You can't. Since MPEG was designed for video the frame rate is tied to
industry standards (PAL/NTSC). While some MPEG codecs may allow you encode
at non-standard rates, the resulting file will probably only be decoded by
the same codec. You lose your portability.
> At the moment I defined frame_rate=2 this is 24 frames/sec.
> And then I used a loop to replicate each frame 24 times.
> The mpeg file gets horrible big. I'am using 'IDLgrMPEG'
> Any bette ideas?
Don't use MPEG. Or I should say, don't use MPEG-1 or MPEG-2.
While it is probably the most portable video file format (MPEG-1 that is),
it just can't compete with newer codecs. Plus, MPEG wasn't designed with
scientific animations in mind and it produces terrible results unless the
quality settings are very high. Yes, probably *no* codec programmers were
thinking of the scientists but there are codecs that do sci animations
better.
To choose a codec, think of your audience. You will end up trading file
size and quality for codec availability. The best decoders are freely
available for PC and Mac. There are a few better one's available for Xanim.
In my experience, the best codecs for sci anim ("best" being based on file
size and quality) are:
Sorenson video 3 (PC & Mac - codec ships with quicktime)
Ligos Indeo Video 5 (PC, Mac, UNIX Xanim - www.ligos.com)
DivX (MPEG-4) (PC, Mac & Linux - free codec www.divx.com)
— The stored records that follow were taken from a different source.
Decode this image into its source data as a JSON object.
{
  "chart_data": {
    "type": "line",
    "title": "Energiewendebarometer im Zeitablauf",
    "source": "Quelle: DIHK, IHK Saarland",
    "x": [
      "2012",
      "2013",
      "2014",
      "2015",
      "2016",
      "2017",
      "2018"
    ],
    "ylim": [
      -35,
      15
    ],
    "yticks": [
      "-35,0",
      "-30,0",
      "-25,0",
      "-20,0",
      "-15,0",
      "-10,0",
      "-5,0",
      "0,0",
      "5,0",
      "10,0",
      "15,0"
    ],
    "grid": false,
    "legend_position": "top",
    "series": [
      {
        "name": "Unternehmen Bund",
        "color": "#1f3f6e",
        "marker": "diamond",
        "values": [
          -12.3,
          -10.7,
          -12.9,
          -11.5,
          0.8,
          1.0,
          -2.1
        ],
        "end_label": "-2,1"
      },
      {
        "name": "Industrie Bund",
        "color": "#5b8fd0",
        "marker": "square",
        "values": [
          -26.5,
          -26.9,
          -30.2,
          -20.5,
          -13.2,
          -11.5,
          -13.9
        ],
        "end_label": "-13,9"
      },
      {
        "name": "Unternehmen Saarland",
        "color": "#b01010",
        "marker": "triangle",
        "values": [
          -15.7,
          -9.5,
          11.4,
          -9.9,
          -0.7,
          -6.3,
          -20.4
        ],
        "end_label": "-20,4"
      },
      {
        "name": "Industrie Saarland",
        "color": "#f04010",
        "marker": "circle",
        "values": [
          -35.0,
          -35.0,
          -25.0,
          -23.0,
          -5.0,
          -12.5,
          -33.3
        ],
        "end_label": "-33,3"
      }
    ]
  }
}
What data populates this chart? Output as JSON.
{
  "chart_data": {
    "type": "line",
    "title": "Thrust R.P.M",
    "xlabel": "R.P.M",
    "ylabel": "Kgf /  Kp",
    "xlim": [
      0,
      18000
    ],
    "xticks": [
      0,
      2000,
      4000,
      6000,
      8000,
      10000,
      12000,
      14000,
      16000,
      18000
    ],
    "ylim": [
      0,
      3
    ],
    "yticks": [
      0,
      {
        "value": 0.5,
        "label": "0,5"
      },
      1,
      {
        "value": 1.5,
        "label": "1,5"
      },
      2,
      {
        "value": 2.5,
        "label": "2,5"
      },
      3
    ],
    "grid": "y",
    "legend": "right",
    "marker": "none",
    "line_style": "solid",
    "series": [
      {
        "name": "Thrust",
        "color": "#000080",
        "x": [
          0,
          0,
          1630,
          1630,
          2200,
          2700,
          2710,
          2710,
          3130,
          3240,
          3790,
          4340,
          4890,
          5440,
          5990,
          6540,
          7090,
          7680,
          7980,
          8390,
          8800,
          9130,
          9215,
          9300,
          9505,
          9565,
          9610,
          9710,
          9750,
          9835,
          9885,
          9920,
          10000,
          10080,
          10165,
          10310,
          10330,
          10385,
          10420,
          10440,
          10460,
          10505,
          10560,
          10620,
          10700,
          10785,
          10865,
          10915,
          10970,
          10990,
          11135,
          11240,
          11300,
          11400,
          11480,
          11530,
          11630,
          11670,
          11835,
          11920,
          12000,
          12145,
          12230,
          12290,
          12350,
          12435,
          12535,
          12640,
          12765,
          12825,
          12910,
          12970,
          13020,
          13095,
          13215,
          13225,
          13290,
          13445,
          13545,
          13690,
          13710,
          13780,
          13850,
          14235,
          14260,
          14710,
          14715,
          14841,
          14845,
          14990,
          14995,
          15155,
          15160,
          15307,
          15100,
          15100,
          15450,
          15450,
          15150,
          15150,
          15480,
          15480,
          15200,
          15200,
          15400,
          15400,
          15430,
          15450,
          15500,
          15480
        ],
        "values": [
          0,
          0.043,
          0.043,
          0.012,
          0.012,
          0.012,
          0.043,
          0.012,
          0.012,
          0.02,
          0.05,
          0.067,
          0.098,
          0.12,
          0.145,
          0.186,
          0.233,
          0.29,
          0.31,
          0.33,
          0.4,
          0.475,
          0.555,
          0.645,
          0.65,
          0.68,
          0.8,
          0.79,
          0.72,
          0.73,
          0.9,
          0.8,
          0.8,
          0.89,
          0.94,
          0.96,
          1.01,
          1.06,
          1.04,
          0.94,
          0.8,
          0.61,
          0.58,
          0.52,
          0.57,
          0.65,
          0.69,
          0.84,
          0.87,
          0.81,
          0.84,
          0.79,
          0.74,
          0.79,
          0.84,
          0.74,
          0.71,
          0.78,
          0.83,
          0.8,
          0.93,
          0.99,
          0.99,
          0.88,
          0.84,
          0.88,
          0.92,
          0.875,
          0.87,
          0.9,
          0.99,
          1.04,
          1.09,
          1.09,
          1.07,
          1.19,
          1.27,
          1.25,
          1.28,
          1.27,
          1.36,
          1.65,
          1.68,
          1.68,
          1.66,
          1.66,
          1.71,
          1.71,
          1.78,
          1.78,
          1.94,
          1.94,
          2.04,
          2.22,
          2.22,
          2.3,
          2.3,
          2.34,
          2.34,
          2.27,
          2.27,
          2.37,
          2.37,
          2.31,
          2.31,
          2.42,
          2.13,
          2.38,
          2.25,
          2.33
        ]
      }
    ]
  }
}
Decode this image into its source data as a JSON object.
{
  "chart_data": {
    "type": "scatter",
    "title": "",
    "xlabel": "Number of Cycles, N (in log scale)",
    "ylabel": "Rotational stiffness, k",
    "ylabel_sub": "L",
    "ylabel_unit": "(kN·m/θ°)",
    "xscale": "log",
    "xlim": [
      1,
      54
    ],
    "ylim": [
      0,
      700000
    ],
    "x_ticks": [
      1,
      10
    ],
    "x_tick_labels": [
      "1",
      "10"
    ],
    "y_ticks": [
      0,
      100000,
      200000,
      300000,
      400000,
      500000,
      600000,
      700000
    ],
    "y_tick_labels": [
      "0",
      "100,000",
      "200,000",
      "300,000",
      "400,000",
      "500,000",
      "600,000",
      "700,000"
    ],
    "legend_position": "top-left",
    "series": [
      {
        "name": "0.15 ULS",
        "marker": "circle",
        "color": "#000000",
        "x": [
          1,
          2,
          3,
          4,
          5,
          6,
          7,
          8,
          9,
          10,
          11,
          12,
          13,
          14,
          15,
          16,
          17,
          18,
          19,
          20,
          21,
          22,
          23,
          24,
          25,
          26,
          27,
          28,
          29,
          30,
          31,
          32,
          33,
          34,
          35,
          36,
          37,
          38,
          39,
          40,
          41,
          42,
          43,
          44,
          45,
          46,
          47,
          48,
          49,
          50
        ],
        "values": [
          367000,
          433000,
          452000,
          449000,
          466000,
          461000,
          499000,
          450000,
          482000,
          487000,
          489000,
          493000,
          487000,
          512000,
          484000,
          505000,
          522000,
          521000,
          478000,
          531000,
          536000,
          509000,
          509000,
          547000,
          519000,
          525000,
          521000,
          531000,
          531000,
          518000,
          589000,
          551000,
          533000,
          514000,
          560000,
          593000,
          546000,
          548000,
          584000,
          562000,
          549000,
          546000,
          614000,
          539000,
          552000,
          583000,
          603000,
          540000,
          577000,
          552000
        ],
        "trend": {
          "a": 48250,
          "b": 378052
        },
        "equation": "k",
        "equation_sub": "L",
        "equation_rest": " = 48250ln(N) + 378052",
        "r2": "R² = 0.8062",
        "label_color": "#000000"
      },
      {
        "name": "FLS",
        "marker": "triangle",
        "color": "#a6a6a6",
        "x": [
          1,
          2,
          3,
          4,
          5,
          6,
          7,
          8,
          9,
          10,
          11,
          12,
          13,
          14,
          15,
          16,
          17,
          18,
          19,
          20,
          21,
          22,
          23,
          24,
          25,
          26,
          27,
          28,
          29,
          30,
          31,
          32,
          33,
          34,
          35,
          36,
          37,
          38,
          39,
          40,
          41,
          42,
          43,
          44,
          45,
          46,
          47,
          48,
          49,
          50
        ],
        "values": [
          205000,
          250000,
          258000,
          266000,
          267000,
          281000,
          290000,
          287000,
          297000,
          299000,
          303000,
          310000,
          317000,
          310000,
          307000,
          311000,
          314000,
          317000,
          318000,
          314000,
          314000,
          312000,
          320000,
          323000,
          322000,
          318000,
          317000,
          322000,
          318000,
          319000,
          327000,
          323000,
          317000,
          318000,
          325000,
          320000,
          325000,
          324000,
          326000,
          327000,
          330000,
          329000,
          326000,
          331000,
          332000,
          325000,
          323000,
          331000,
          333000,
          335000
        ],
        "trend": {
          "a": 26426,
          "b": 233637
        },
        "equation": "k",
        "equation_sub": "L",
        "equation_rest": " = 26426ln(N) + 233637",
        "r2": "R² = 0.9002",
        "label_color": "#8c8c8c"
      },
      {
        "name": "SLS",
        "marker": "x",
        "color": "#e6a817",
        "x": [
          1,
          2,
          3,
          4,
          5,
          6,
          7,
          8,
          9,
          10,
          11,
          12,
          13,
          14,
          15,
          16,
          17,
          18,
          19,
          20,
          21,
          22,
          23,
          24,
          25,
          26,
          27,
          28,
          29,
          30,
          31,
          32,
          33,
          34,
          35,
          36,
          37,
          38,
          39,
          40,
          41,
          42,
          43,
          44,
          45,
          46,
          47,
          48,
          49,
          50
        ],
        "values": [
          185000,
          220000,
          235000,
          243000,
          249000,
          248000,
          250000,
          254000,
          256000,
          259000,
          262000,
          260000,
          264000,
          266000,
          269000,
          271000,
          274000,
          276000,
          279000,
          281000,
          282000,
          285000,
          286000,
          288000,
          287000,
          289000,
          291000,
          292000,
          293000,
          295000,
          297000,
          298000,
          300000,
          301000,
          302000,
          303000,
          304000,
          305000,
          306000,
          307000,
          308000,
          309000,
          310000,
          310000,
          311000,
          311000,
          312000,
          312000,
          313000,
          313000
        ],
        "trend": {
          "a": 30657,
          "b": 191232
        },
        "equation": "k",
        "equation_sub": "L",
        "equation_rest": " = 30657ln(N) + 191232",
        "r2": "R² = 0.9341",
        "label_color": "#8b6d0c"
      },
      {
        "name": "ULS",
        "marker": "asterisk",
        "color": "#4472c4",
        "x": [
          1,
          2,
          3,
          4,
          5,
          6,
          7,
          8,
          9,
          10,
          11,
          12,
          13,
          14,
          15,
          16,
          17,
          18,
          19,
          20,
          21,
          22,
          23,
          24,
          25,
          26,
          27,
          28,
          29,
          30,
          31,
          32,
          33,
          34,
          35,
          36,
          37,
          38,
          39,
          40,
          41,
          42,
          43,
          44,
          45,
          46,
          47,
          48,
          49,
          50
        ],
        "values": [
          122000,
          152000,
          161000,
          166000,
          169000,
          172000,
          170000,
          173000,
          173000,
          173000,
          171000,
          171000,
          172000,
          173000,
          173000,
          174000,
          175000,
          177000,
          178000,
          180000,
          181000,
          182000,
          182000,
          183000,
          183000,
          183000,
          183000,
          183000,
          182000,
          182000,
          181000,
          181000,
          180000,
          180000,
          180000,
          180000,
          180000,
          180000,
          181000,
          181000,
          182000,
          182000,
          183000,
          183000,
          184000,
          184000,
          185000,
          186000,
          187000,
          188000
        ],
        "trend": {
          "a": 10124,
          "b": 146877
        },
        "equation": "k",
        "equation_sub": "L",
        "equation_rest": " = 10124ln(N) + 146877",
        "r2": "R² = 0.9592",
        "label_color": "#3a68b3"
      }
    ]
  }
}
If you have access to a PC, I *highly* recommend Ronn Kling's AVI2IDL
windows only .dlm based on Oleg Kornilov's code which provides an interface
to the Win32 AVIFile interface. This is by far the easiest way to create
high quality animations using IDL. If not, you'll want to write the
individual frames to disk and find a program that can stitch them together.
I'm sure there are many for the Mac, but it might be more difficult to find
good ones that run on Linux or other UNIX systems (mainly because the codecs
aren't available, at least for free).